Cleia caminhava com passos firmes, mas suas roupas velhas e esgarçadas denunciavam uma realidade crua e dura. Seu cabelo, preso de qualquer jeito com um elástico antigo, ainda exalava dignidade, apesar de um aroma forte e agridoce que escapava de seu corpo — cheiro de suor acumulado, da rua e do abandono.
Os casais presentes no local, enfileirados para suas próprias uniões ou processos civis, franziram o nariz em uma mistura de choque e repulsa. Um casal mais à frente chegou a murmurar algo, mas calaram-se imediatamente ao notarem quem a acompanhava: Nathaniel Castelier, o magnata da indústria europeia e nacional.
O peso do sobrenome abafava qualquer comentário ousado. Olhares foram desviados com rapidez, como se a presença daquela jovem fosse uma mancha social que ninguém se atrevia a encarar de frente.
Jonas caminhava ao lado do avô, com o maxilar tenso e o rosto sombrio. Vestia um terno cinza escuro perfeitamente alinhado, mas a postura era de um homem em guerra com a própria honra.
Ele se inclinou discretamente para o avô e, com os dentes semicerrados, sussurrou:
— Vô... isso é realmente necessário? Eu tenho tantas mulheres aos meus pés... Por que me sujeitar a isso? O Senhor quer me castigar? - Lançou um olhar repleto de desprezo para Cleia, como se ela fosse lixo que alguém deixou cair no chão.
Cleia, mesmo ouvindo, não desviou os olhos. Estava de pé, firme, olhando para frente, ignorando cada provocação como se fosse vento batendo contra pedra.
Anton parou de andar. Encostou-se levemente na bengala e disse com voz clara e firme:
— Mulheres bem instruídas, mas sem personalidade, são como marionetes. E aquela garota que você supostamente gosta é uma delas, bonita por fora, oca por dentro. Para entrar na família Castelier, é preciso mais do que aparência. É preciso força, é preciso alma, coragem e determinação. E apenas uma pessoa aqui tem tudo isso. - Ele apontou o queixo discretamente para Cleia, com um sorriso.
— Então realize esse casamento, Jonas. E cale a boca.
Jonas bufou algo inaudível e abafado, e avançou até o balcão do atendente.

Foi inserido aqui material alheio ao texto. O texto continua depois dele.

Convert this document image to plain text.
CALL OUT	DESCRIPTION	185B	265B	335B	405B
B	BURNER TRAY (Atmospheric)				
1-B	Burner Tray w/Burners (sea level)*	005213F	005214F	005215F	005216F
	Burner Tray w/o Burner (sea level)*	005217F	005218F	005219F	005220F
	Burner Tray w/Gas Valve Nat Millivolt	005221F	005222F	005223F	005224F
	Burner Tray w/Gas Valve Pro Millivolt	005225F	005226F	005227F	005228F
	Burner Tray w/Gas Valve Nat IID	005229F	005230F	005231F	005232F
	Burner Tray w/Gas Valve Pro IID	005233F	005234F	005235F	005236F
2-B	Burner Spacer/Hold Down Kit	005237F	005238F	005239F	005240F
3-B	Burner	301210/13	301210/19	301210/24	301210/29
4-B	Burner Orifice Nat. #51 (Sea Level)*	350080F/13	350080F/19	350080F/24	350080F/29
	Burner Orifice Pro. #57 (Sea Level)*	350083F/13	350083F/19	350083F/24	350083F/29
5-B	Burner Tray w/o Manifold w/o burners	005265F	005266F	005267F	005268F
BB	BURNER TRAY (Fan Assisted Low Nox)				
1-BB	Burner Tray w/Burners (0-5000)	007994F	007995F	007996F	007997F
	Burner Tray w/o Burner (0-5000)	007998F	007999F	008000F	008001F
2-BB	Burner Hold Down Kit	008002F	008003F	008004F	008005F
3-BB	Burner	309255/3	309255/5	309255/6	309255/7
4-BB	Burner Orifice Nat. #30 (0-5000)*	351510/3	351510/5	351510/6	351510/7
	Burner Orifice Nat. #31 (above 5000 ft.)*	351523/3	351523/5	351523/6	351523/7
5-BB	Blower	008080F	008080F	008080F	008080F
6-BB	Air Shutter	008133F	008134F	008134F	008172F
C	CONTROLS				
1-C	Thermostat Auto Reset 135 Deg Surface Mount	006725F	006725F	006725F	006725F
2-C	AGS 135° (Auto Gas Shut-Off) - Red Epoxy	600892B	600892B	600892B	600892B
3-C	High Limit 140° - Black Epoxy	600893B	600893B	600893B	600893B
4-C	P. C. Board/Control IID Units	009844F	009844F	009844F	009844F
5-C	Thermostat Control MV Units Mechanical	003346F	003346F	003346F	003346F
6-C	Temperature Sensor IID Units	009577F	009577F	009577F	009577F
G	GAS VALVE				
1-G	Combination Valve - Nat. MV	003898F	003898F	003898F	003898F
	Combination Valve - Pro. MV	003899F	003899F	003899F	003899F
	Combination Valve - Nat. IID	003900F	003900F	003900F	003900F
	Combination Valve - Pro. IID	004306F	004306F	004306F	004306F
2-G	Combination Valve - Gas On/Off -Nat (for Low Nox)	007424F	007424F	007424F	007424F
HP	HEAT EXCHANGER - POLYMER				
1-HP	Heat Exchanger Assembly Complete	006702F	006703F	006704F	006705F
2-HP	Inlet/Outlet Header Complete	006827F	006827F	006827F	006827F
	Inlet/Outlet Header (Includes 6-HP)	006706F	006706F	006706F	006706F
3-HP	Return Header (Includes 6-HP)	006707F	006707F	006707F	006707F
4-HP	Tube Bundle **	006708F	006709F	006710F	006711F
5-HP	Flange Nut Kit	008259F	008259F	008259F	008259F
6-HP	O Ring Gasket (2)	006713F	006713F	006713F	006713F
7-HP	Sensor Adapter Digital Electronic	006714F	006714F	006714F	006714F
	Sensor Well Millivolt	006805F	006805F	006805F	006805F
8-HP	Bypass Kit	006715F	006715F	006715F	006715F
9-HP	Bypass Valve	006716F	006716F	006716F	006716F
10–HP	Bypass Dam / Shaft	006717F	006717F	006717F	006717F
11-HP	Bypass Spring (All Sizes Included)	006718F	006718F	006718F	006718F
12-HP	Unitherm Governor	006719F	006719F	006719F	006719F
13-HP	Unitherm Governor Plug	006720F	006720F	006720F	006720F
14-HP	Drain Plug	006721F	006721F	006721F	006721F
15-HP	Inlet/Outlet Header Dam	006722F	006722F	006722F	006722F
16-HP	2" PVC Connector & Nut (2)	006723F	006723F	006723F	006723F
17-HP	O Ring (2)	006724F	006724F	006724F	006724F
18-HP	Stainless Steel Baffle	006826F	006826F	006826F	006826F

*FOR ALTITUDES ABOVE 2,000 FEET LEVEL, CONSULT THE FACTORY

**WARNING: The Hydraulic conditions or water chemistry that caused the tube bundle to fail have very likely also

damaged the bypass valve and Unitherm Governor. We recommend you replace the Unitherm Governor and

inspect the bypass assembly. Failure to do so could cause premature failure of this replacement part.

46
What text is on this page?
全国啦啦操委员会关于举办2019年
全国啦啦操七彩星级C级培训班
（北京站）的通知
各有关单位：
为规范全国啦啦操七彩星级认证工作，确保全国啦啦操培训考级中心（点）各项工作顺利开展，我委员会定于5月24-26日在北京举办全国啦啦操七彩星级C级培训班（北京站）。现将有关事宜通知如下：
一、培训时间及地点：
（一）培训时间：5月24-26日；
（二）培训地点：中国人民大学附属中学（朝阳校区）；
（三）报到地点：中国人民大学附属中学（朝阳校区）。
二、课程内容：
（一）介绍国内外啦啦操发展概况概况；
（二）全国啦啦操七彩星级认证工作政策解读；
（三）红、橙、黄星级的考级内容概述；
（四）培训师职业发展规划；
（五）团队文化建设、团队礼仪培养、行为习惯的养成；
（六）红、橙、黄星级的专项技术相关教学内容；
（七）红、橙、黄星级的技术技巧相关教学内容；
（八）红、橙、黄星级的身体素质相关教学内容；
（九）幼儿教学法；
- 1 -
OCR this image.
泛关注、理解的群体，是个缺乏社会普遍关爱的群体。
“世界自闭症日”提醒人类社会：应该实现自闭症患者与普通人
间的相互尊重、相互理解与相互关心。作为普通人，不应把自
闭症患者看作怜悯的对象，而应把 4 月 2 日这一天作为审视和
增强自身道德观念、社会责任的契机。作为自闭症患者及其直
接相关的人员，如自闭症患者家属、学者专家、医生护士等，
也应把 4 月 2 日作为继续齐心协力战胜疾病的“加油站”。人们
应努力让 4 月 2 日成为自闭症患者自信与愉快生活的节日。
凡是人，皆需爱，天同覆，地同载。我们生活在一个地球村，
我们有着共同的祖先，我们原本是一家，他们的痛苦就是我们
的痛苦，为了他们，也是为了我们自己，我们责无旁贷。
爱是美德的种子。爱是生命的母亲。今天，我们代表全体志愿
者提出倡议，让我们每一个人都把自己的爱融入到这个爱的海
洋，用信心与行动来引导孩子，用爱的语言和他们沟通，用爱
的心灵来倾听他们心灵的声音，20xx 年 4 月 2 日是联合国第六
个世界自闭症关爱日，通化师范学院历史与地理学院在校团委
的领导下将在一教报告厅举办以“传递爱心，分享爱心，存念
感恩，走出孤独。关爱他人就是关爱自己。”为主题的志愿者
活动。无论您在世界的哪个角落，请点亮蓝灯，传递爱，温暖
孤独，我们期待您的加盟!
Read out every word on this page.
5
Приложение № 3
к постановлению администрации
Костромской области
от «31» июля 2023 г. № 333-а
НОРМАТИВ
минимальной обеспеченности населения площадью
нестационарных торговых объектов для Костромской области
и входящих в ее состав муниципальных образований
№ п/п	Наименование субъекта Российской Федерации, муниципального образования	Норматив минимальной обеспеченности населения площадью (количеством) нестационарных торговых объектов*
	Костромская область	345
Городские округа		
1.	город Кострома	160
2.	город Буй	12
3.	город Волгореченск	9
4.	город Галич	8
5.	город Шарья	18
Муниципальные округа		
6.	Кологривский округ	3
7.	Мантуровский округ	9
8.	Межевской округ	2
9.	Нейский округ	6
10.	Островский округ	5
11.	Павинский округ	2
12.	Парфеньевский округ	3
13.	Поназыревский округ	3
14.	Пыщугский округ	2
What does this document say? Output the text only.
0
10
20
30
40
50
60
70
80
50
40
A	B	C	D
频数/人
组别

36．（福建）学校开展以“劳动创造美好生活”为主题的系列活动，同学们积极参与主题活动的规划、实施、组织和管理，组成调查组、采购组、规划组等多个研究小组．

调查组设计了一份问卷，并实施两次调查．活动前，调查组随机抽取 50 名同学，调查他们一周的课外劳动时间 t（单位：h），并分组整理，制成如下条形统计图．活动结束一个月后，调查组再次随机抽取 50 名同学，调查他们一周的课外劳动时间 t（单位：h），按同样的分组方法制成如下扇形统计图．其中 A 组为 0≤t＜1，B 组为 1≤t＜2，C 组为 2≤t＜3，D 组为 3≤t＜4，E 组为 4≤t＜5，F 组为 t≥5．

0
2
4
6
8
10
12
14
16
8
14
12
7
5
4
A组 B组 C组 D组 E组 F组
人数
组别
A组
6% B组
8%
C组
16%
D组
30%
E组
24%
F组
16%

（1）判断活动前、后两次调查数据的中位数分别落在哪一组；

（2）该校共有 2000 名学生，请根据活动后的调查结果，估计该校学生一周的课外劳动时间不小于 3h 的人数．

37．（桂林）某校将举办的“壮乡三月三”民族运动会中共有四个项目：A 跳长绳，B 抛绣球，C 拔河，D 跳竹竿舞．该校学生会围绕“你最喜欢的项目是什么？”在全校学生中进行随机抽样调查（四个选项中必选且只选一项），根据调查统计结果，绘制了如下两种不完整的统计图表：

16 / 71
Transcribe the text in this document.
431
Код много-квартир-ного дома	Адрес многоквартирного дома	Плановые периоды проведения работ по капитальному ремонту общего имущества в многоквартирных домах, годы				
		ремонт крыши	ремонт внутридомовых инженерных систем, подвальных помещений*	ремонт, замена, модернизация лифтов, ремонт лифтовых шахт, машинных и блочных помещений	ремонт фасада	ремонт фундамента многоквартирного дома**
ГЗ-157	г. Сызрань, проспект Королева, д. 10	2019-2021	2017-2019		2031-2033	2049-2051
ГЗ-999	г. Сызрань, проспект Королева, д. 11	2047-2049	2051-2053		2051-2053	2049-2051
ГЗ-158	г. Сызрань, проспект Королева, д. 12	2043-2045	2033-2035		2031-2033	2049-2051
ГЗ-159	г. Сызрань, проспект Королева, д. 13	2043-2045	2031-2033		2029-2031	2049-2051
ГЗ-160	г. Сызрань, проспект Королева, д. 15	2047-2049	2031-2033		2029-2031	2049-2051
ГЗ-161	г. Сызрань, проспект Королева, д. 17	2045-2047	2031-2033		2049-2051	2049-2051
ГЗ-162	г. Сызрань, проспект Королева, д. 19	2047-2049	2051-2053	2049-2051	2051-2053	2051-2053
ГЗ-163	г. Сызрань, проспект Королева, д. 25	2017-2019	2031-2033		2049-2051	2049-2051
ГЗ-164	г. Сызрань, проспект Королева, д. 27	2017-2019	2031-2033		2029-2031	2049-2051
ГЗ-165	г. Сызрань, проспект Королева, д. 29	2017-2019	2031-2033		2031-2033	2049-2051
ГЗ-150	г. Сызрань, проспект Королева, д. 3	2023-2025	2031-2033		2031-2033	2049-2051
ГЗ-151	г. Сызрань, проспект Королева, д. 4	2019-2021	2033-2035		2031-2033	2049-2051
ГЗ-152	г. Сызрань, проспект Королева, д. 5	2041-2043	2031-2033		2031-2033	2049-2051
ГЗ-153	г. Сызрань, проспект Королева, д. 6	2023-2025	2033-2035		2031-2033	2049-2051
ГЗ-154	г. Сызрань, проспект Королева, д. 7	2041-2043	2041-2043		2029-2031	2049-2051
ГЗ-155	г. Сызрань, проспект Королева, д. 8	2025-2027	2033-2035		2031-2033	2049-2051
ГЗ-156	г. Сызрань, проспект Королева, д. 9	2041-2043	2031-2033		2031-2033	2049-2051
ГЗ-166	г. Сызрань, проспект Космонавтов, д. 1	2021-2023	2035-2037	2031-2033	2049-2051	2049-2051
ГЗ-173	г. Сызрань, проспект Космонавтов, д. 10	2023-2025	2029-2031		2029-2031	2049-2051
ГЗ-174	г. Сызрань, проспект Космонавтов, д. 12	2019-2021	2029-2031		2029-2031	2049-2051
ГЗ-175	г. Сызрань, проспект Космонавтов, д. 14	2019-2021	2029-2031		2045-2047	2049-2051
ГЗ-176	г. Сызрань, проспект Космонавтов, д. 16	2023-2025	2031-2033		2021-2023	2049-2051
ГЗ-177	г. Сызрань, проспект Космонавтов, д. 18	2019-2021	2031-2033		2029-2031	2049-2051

Em um gesto apressado e impaciente, ele agarrou o braço de Cleia para puxá-la, mas no instante seguinte pareceu se lembrar de quem estava tocando. Uma onda de repulsa atravessou seu corpo e ele a soltou bruscamente, fazendo com que ela balançasse um pouco.
Enfiou a mão no bolso do paletó, retirou um pequeno frasco de álcool em gel e esfregou as mãos com vigor exagerado, como se tivesse tocado em algo infeccioso.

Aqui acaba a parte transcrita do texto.